18.
Obgleich Celsus diese Dinge nicht versteht, hält er sich doch lange dabei auf und verursacht dadurch bei uns Wiederholungen; denn wir wollen keine seiner Behauptungen, auch nicht dem Scheine nach, ungeprüft beiseite lassen. Er sagt nun im folgenden: „Entweder verwandelt sich Gott wirklich, wie diese meinen, in einen sterblichen Leib, das ist aber, wie schon gesagt1, unmöglich, oder er selbst verwandelt sich nicht, bewirkt aber, dass die Zuschauer glauben, er habe sich verwandelt, und führt sie (also) in die Irre und lügt. Betrug und Lüge sind sonst aber schlimme Dinge, nur als Heilmittel dürfte man sie brauchen, entweder bei Kranken und rasenden Freunden zur Wiederherstellung ihrer Gesundheit, oder Feinden gegenüber in der Absicht, einer (von diesen drohenden) Gefahr zu entgehen.2 Aber kein Kranker oder Rasender ist Gottes Freund, auch hat sich Gott vor niemandem zu fürchten, daß er in die Irre führen müßte, um einer Gefahr zu entgehen." Die Entgegnung hierauf könnte sich teils auf die Natur des göttlichen Wortes, das Gott ist3, teils auf die Seele Jesu beziehen. Über die Natur des S. 317 Wortes also können wir sagen: Wie die Beschaffenheit der Speisen sich entsprechend der Natur des Kindes in der Nährmutter zu Milch verwandelt, oder wie sie vom Arzte für den Kranken nach den Forderungen der Gesundheit bestimmt, oder für den kräftigen Mann dementsprechend kräftiger angeordnet wird, so verändert auch Gott die Kraft seines Wortes, das dazu bestimmt ist, die menschliche Seele zu nähren, für einen jeden Menschen nach seiner Würdigkeit. Daher wird, nach den Worten der Schrift, dem einen „geistige, unverfälschte Milch“4, dem andern als dem Schwächeren gleichsam „Gemüse“, einem andern Vollkommenen aber „feste Nahrung“ gegeben5.

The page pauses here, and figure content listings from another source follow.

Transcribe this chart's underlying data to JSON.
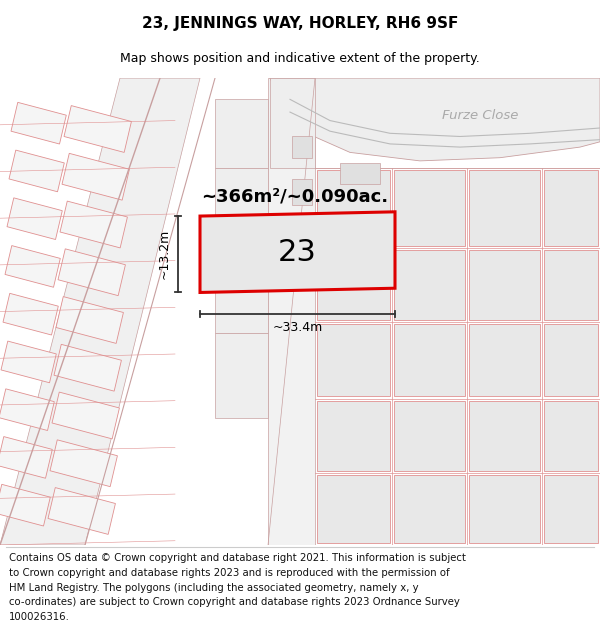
{
  "title": "23, JENNINGS WAY, HORLEY, RH6 9SF",
  "subtitle": "Map shows position and indicative extent of the property.",
  "area_text": "~366m²/~0.090ac.",
  "label_number": "23",
  "dim_width": "~33.4m",
  "dim_height": "~13.2m",
  "furze_close_label": "Furze Close",
  "footer_lines": [
    "Contains OS data © Crown copyright and database right 2021. This information is subject",
    "to Crown copyright and database rights 2023 and is reproduced with the permission of",
    "HM Land Registry. The polygons (including the associated geometry, namely x, y",
    "co-ordinates) are subject to Crown copyright and database rights 2023 Ordnance Survey",
    "100026316."
  ],
  "bg_color": "#ffffff",
  "map_bg": "#f7f7f7",
  "road_bg": "#f0f0f0",
  "block_fill": "#e8e8e8",
  "block_edge": "#e09090",
  "road_edge": "#c8a0a0",
  "plot_fill": "#e8e8e8",
  "plot_border": "#dd0000",
  "dim_color": "#333333",
  "furze_color": "#aaaaaa",
  "title_fs": 11,
  "subtitle_fs": 9,
  "area_fs": 13,
  "label_fs": 22,
  "dim_fs": 9,
  "footer_fs": 7.3
}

Und das Wort verleugnet doch wohl seine Natur nicht, wenn es einem jeden Nahrung wird in dem Zustande, wie er es in sich aufnehmen kann; es „führt da nicht in die Irre“ und „lügt“ nicht. Will aber jemand die „Veränderung“ bei der Seele Jesu annehmen, nachdem sie in einen Körper eingegangen ist, so wollen wir ihn fragen, wie er „die Veränderung“ meint. Denkt er an eine Veränderung des Wesens, (so sagen wir, daß) es eine solche weder bei der Seele Jesu noch bei einer anderen vernünftigen Seele gibt. Will man aber sagen, dass infolge ihrer Vermischung mit dem Körper sowohl dieser, als auch der Ort, an den sie sich begeben hat6, auf sie einwirkt: begegnet da dem Wort etwas Unziemliches, das aus großer Menschenliebe den Heiland zu dem Menschengeschlecht herabführt? Denn keiner von denen, die in früheren Zeiten unsere Heilung angekündigt hatten, vermochte so viel, wie die Seele Jesu durch ihre Taten aufgezeigt hat, da sie sogar freiwillig für unser Geschlecht zu dem Menschenschicksal herabgestiegen ist. Das göttliche Wort weiß dies gar wohl und belehrt uns darüber ausführlich an vielen Stellen der Schrift. Für jetzt genügt S. 318 es, einen einzigen Ausspruch von Paulus anzuführen, der also lautet: „Diese Gesinnung sei in euch, die auch in Christus Jesus war, der, obgleich er in Gottes Gestalt war, es nicht für einen Raub hielt, Gott gleich zu sein, sondern sich selbst entäußerte, indem er Knechtsgestalt annahm und an Gestalt als ein Mensch erfunden, sich selbst erniedrigte gehorsam bis zum Tod, ja bis zum Tod am Kreuze. Darum hat ihn Gott auch so sehr erhöht, und ihm einen Namen gegeben, der über alle Namen ist“7.